Symptoms of prolonged (chronic) ischemia of the mesenteric arteries caused by hardening of the arteries ( atherosclerosis ):
- Abdominal painafter eating
Symptoms of sudden (acute) ischemia of the mesenteric arteries due to a traveling blood clot:
- Sudden, severe abdominalpain
Signs and tests
In acute mesenteric ischemia, blood tests may show a higher than normal white blood cell count (GB) and changes in the acid level of the blood. A CT scan can show problems with the blood vessels and intestines . A mesenteric angiography is a test that involves the injection of a special contrast medium into the bloodstream in order to highlight the arteries of a intestine. X-rays of the area are then taken, which can show the location of the blockage in the artery .
Acute ischemia of the mesenteric arteries constitutes a medical emergency. The surgery usually is performed to remove the clot. In some cases, the surgeon also has to create a shunt around the obstruction. Surgery to treat chronic mesenteric artery ischemia involves removing the obstruction and reconnecting the arteries to the aorta.. Another procedure is to create a shunt around the obstruction and it is usually done with a plastic tube graft. An alternative to surgery is a stent (or stent) collation. It can be inserted to enlarge the blockage of the mesenteric artery or to deliver medications directly to the affected area. This is a new technique and should only be performed by experienced doctors .
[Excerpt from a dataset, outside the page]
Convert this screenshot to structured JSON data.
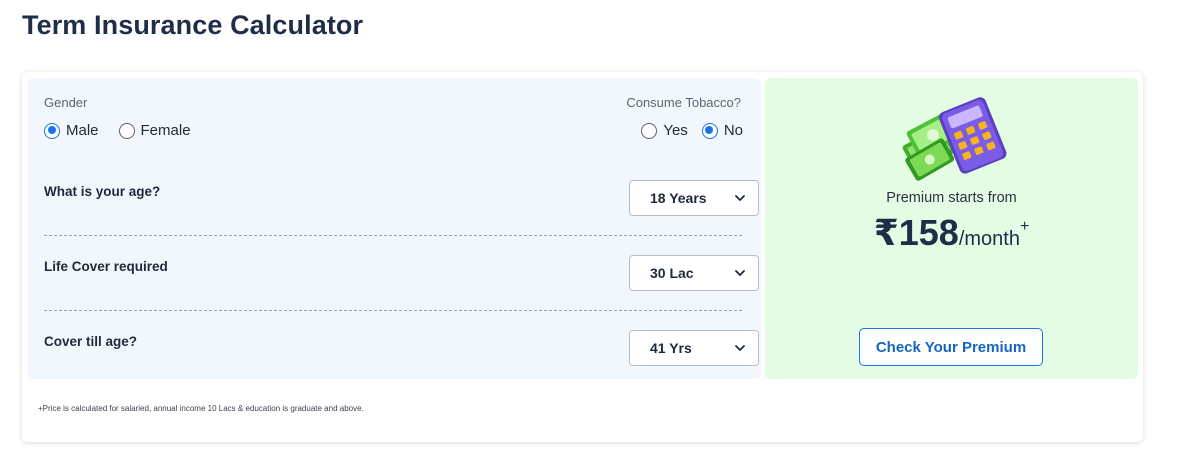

In the case of chronic mesenteric ischemia, the prognosis after successful surgery is good. However, if proper lifestyle changes (such as exercise and a healthy diet ) are not made, problems with hardening of the arteries generally get worse over time. People with acute mesenteric ischemia usually have prognostic daunting because the death of the intestine usually occurs before is achieved perform surgery. However, when this condition is diagnosed and treated immediately, it can be successful in such treatment.
Tissue death from lack of blood flow (infarction) in the intestines is the most serious complication of ischemia of the mesenteric arteries. Surgery may be needed to remove the dead portion.
Situations requiring medical assistance
Check with your doctor if you have:
- Changes in bowel movements
- Severe abdominalpain
Prevention involves paying attention to lifestyle changes that reduce the risk of atherosclerotic disease, including:
- Follow a healthy diet
- Get treatment for a cardiac arrhythmia
- Keep cholesterolin the blood under control
- Keeping blood pressureunder control
- Give up smoking
To prevent acute ischemia of the mesenteric arteries, also monitor for any heart rhythm problems that may cause blood clotting.